Explicitly about overcoming traditional roles concerning gender and sexuality, La Bastarda makes a significant contribution to queer literary culture. The novel opens as Okomo’s grandfather, Osá, scolds her for persistently wishing to seek out her father and orders her to cut his toenails, a task that, according to her, “had hardened into my personal burden” (2). Through the metaphor of her grandfather’s toenails, Okomo reveals to the reader the gender hierarchy in her family, which belongs to the largest ethnic group in mainland Equatorial Guinea, the Fang people. These gendered roles continue as her grandfather explains that in Fang tradition your mother’s brother should take over the role as father in the absence of the biological one. However, Okomo’s uncle, Marcelo, is dubbed a “man-woman” because he will not impregnate another woman and is rumored to have intimate relations with other men.
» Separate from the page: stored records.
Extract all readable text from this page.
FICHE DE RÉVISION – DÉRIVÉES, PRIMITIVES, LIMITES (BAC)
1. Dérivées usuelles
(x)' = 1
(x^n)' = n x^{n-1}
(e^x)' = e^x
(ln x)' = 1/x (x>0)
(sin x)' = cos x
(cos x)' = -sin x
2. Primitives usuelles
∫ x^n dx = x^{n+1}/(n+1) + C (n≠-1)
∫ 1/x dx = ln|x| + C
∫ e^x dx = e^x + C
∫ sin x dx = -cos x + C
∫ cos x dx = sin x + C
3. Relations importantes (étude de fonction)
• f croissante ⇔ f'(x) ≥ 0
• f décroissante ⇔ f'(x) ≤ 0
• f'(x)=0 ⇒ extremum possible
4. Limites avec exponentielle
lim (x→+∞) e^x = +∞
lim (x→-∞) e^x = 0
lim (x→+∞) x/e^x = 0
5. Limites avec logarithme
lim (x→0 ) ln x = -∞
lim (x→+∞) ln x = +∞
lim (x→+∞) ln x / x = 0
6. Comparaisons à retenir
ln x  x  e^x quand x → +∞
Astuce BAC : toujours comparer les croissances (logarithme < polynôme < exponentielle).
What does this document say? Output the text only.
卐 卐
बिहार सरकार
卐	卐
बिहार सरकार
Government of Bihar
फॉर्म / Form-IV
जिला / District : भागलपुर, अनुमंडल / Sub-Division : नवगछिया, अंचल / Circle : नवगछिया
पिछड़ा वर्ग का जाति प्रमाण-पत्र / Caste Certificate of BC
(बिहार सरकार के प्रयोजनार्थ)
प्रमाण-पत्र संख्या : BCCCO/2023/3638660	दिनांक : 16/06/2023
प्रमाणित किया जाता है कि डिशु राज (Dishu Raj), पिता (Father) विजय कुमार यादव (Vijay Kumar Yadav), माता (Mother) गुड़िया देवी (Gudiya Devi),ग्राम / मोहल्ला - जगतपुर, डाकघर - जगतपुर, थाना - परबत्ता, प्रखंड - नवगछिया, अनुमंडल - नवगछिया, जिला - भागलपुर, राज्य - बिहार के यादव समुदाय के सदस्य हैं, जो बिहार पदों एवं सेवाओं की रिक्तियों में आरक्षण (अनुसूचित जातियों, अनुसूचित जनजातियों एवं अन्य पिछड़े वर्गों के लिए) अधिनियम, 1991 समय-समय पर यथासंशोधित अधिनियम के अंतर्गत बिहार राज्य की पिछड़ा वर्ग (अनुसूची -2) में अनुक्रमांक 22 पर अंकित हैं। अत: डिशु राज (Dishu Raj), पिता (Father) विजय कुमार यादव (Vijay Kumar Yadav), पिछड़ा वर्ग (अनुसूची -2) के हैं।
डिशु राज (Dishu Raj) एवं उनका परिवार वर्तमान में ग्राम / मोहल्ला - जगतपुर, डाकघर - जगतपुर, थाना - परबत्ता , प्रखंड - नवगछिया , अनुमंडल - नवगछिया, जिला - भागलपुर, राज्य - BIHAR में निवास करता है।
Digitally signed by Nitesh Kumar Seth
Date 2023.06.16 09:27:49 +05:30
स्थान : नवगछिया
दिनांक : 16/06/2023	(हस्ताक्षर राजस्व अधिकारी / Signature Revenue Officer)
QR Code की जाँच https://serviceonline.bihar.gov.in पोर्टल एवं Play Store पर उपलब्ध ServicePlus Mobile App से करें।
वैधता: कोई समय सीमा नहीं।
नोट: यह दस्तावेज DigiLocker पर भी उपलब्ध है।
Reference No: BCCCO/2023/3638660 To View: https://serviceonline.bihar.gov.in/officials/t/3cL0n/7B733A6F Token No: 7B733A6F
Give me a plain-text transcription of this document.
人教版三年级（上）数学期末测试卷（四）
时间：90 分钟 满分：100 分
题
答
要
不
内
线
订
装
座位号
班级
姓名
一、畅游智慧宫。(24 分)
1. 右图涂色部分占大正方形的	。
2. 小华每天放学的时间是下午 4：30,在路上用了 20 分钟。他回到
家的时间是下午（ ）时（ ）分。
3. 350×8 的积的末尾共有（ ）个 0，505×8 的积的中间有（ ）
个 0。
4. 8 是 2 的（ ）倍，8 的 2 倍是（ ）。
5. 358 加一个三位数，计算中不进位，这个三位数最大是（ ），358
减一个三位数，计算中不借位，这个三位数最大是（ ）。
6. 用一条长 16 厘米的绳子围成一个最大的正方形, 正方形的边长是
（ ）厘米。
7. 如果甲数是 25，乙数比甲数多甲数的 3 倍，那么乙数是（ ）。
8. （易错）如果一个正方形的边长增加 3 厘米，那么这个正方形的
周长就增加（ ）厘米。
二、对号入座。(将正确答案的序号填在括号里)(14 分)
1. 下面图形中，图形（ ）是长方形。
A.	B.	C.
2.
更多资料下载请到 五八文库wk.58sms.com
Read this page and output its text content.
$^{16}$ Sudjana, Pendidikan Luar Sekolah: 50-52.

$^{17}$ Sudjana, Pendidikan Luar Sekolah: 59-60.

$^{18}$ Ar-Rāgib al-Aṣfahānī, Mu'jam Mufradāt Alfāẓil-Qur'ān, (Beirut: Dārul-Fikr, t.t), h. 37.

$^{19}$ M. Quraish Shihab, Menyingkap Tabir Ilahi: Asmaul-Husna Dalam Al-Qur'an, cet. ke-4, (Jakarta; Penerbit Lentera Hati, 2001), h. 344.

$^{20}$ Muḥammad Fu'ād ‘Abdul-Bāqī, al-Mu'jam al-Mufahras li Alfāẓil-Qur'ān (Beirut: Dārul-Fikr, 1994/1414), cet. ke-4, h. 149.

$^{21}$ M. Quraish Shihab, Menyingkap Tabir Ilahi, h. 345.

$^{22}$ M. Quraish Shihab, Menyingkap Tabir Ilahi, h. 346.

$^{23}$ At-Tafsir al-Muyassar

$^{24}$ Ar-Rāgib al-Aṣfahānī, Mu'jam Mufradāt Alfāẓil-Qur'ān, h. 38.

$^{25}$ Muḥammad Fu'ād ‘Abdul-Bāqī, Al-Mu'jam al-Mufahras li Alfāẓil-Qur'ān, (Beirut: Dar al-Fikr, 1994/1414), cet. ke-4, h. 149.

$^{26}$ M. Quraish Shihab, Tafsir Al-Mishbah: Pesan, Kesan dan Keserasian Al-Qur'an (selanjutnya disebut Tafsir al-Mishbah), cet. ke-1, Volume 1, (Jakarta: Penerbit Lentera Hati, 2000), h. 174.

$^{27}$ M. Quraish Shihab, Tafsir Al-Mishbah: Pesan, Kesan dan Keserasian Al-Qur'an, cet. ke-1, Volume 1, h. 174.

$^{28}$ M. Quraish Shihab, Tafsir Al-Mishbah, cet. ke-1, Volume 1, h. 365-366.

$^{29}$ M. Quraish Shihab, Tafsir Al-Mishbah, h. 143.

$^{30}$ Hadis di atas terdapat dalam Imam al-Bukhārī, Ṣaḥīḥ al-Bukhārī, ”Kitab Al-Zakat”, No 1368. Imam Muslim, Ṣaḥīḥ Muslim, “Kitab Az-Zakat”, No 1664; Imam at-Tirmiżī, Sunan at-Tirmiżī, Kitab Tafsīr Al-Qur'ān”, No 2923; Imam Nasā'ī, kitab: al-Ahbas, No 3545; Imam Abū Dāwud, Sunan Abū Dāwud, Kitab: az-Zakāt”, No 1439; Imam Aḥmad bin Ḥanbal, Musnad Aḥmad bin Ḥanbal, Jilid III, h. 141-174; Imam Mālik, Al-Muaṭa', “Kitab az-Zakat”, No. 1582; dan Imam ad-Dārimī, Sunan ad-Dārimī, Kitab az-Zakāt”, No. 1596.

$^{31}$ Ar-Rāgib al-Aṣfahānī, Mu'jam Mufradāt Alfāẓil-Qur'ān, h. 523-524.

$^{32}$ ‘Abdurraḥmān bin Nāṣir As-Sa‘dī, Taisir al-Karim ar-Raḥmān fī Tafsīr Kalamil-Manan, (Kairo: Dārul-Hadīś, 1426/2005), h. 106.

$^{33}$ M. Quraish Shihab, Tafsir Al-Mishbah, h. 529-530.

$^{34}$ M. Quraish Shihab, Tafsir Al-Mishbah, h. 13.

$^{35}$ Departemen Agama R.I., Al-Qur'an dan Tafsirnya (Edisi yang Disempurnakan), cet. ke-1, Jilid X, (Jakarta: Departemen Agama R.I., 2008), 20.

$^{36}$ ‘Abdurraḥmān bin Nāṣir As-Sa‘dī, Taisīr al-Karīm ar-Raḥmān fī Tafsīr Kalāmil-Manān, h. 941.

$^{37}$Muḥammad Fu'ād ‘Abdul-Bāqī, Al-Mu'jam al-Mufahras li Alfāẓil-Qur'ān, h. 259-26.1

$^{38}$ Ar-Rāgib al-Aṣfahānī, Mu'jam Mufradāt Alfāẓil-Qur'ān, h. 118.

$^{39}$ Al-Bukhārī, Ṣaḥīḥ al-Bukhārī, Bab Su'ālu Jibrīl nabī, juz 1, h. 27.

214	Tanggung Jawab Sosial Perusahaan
While Okomo is the story’s protagonist and narrator, Marcelo is also the target of homophobia, revealing how the traditional gender roles as well as normative expectations regarding sexuality in the novel affect both men and women. Okomo’s grandmother, complicit in the perpetuation of patriarchal tradition and female subjugation, constantly berates her for not already having found a male suitor because, according to tradition, a young girl’s most important goal is to catch a husband and start a family. Her grandmother always warns, “I don’t want you to make the same mistake as your mother. She never learned a woman’s place in Fang tradition. She lived much too freely” (4). In these first few pages, Okomo summons the reader into a suffocating patriarchal and heteronormative Fang community.